Treffen mit Kone-Eigner Herlin in der Villa Hügel
Vor einigen Monaten war bekannt geworden, dass Ursula Gather, die Kuratoriumsvorsitzende des Großaktionärs Krupp-Stiftung, bereits vor geraumer Zeit den Kone-Haupteigner Antti Herlin in der Essener Villa Hügel getroffen hat. Dem Vernehmen nach dringt der Thyssenkrupp-Großaktionär Cevian – ein Finanzinvestor – seit längerem darauf, die Aufzugsparte, die als Tafelsilber des Ruhrkonzerns gilt, zu Geld zu machen.
„Ein mögliches Zusammengehen oder eine Kooperation mit dem Wettbewerber Kone gilt schon seit einiger Zeit als eine strategisch plausible Option“, sagte Ingo Speich von der Sparkassen-Fondsgesellschaft Deka Investment.
Analysten der Bank of America Merrill Lynch hatten dem Thyssenkrupp-Management vor einigen Tagen nahegelegt, einen Plan zu entwickeln, um den Wert der Aufzugsparte zu heben.

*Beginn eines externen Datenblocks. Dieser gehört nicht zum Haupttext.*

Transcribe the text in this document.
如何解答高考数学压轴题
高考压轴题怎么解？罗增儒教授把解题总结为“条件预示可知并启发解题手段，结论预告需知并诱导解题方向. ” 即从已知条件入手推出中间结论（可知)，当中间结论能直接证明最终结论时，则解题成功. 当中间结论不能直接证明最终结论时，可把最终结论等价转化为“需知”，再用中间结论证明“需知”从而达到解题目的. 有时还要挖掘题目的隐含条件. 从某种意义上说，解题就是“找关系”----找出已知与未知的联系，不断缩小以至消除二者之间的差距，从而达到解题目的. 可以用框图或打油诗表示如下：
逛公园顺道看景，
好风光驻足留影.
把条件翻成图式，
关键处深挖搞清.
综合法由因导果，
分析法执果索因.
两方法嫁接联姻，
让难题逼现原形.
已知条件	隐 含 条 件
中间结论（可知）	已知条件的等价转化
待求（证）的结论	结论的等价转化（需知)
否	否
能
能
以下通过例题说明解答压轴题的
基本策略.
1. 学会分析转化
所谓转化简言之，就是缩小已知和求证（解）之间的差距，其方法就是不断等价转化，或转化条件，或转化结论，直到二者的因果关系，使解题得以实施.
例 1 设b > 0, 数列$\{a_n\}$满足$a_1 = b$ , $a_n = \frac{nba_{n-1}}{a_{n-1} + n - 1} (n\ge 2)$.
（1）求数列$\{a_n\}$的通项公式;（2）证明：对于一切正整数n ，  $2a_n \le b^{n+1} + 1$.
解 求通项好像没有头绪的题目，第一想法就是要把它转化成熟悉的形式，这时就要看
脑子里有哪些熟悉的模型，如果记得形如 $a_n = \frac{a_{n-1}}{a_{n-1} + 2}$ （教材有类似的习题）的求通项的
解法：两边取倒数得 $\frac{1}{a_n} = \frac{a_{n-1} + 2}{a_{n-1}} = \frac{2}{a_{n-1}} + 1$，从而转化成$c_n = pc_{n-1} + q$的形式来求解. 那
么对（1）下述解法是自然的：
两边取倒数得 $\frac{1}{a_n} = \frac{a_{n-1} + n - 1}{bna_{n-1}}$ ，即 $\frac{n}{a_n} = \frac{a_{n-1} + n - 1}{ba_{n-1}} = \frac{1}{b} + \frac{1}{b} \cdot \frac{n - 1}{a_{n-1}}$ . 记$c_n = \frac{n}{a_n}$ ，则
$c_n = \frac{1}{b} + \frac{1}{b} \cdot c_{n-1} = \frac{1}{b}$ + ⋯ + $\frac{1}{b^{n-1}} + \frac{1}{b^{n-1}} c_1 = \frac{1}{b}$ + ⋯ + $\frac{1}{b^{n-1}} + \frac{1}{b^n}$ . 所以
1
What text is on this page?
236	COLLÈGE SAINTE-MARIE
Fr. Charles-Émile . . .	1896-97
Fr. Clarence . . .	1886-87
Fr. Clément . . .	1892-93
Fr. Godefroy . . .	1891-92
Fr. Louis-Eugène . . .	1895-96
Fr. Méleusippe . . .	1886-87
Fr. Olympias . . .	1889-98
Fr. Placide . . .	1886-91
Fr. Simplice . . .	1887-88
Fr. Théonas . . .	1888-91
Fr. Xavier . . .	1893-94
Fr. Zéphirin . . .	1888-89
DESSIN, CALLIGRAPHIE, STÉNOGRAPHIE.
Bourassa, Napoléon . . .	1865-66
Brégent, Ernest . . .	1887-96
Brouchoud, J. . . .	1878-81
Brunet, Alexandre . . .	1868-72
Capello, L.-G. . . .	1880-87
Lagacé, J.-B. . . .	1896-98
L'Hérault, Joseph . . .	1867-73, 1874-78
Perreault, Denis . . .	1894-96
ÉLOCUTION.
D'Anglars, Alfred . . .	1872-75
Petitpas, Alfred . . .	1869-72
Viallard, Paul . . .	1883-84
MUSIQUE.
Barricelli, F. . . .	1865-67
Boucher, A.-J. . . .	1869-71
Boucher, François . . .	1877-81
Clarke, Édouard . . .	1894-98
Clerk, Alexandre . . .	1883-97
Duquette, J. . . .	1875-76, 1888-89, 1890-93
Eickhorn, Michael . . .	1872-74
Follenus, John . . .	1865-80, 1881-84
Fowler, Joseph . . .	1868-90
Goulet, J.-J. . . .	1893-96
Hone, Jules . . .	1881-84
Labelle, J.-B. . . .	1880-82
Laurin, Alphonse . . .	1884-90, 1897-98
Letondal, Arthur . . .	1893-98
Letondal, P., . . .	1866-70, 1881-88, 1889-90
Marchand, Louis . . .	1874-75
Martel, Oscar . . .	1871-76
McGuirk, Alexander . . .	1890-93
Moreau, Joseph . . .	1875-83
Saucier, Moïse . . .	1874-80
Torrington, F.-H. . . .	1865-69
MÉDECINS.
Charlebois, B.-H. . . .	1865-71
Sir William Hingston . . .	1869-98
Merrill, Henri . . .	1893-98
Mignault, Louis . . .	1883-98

Konzern Linde gilt als Kandidat für Anlagenbau-Sparte
Thyssenkrupp-Chef Kerkhoff will künftig auf ein „flexibles Portfolio-Management“ setzen. Gemeint ist eine grundlegend neue Strategie für den Essener Traditionskonzern. Verstand sich Thyssenkrupp bislang als breit aufgestellter Industrie- und Technologiekonzern mit Geschäften, die im Kern zusammengehören, setzt Kerkhoff nun auf eine klassische Holding-Struktur. Unter dem Dach einer vergleichsweise kleinen Zentrale sollen die Unternehmen mit ihren Geschäften rund um Aufzüge, Autoteile, Düngemittelfabriken, U-Boote und Stahl möglichst viel Freiraum erhalten und praktisch wie Firmenbeteiligungen geführt werden.
Bei der Anlagenbau-Tochter Industrial Solutions seien Zusammenschlüsse mit dem Industriekonzern Linde möglich, sagten die Insider nach Angaben von Reuters. Vor zwei Jahren habe es bereits Gespräche zwischen den Unternehmen über eine Fusion in diesem Bereich gegeben. Diese seien zwar ergebnislos geblieben, könnten aber jederzeit wieder aufgenommen werden.